Kringle is a male Great Grey Owl (Strix nebulosa) who was brought to us from Pierce, Idaho on November 29, 2004. He suffered injuries to his left radius and ulna after either being hit by a car or getting caught up in barbed wire. His injuries are such that he is unable to fully extend his wing and he cannot fly.

Great Grey Owls are the tallest North American owls standing 24 to 33 inches high and having a wingspan of 54 to 60 inches. Although, they are large birds, Great Horned Owls and Snowy Owls are heavier by weight. Their feathering is ash-grey and they have seemingly small yellow eyes and a yellow beak. They can be easily recognized by their large facial disks which are patterned with grey concentric rings. They also have white markings on either side of a black strip near the bottom edge of their facial disk which is often referred to as a “white moustache and black bowtie”. These owls inhabit tundra areas and dense coniferous forests as far north as Alaska, south to the Sierra Nevada Mountains of California, and throughout Canada.

Great Grey Owls have excellent hearing and can accurately locate and catch their prey even if the rodent they want is under 18 inches of snow. They prefer to hunt mice, voles and other small rodents, although they will occasionally take birds or other small prey. 

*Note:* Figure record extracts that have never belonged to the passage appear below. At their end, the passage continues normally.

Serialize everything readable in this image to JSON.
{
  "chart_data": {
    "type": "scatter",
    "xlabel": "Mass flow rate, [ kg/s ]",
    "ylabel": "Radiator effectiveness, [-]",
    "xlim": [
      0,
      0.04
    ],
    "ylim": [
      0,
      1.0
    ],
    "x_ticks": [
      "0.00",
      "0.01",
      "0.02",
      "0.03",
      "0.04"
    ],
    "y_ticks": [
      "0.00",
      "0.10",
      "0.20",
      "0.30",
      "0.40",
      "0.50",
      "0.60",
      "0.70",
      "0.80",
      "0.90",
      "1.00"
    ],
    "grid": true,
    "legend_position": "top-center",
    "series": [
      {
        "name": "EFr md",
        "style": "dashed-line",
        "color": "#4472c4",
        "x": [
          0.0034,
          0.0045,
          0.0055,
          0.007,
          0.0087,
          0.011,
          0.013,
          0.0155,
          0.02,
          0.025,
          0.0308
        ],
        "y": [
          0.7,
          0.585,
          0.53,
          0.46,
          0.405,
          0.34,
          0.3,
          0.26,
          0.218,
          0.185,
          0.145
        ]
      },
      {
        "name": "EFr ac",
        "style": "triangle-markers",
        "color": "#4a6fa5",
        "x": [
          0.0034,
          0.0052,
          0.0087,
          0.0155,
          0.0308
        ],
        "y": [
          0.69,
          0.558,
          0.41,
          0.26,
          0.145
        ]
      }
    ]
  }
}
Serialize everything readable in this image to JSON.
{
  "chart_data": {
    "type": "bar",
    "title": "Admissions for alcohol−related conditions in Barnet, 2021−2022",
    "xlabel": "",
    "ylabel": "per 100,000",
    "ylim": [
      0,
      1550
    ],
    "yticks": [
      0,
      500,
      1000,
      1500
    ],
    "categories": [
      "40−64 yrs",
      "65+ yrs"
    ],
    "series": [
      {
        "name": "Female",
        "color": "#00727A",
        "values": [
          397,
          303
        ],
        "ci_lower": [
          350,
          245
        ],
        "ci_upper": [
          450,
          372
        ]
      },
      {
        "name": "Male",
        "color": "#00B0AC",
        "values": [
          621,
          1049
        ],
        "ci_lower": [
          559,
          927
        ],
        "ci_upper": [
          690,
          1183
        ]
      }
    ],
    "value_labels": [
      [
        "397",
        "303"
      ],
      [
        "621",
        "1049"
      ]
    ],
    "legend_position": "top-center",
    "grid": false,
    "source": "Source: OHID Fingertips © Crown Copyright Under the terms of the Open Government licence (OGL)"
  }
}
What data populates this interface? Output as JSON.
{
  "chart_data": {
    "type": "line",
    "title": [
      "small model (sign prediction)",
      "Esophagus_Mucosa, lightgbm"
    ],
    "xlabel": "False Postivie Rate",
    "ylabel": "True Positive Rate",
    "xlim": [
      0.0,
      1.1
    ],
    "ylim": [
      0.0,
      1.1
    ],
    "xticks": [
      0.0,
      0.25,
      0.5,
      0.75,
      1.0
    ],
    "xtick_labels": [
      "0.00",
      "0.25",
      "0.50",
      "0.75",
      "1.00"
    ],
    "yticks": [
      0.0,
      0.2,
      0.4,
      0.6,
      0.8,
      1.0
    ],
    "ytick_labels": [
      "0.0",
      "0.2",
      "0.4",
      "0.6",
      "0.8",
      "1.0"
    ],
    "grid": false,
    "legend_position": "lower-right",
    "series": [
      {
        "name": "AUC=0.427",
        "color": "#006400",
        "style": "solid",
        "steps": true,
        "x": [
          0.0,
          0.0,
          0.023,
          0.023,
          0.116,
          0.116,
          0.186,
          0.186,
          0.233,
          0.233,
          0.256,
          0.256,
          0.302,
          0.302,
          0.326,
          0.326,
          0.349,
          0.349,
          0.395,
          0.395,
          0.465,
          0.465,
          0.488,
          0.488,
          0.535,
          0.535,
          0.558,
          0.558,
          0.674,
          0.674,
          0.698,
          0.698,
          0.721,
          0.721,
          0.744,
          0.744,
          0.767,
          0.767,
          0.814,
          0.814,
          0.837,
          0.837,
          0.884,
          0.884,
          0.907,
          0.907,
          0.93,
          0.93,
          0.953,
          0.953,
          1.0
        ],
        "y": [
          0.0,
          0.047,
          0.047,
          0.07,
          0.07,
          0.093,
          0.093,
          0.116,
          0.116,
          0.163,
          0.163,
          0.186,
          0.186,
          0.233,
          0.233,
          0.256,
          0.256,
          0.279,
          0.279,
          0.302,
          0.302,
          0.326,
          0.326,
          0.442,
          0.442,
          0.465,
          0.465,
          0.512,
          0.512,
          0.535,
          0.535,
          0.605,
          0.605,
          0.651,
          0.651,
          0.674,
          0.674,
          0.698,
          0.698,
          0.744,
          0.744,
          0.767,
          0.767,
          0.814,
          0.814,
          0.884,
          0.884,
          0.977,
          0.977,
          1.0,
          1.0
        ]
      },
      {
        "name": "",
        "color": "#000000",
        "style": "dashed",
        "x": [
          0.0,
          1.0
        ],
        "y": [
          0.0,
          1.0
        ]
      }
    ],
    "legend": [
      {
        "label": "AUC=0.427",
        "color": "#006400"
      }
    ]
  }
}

Great Grey Owls generally breed in the late winter and use the abandoned nest of hawks and crows at the tops of broken trees in which to lay their eggs. Two to five eggs can be laid in March to June depending on the climate. These eggs are then incubated for about 29 days until the fluffy grey owlets hatch. Both parents take part in raising the young by bringing food to the nest and feeding the owlets. Owlets remain in the nest for three to four weeks until they start to feather out.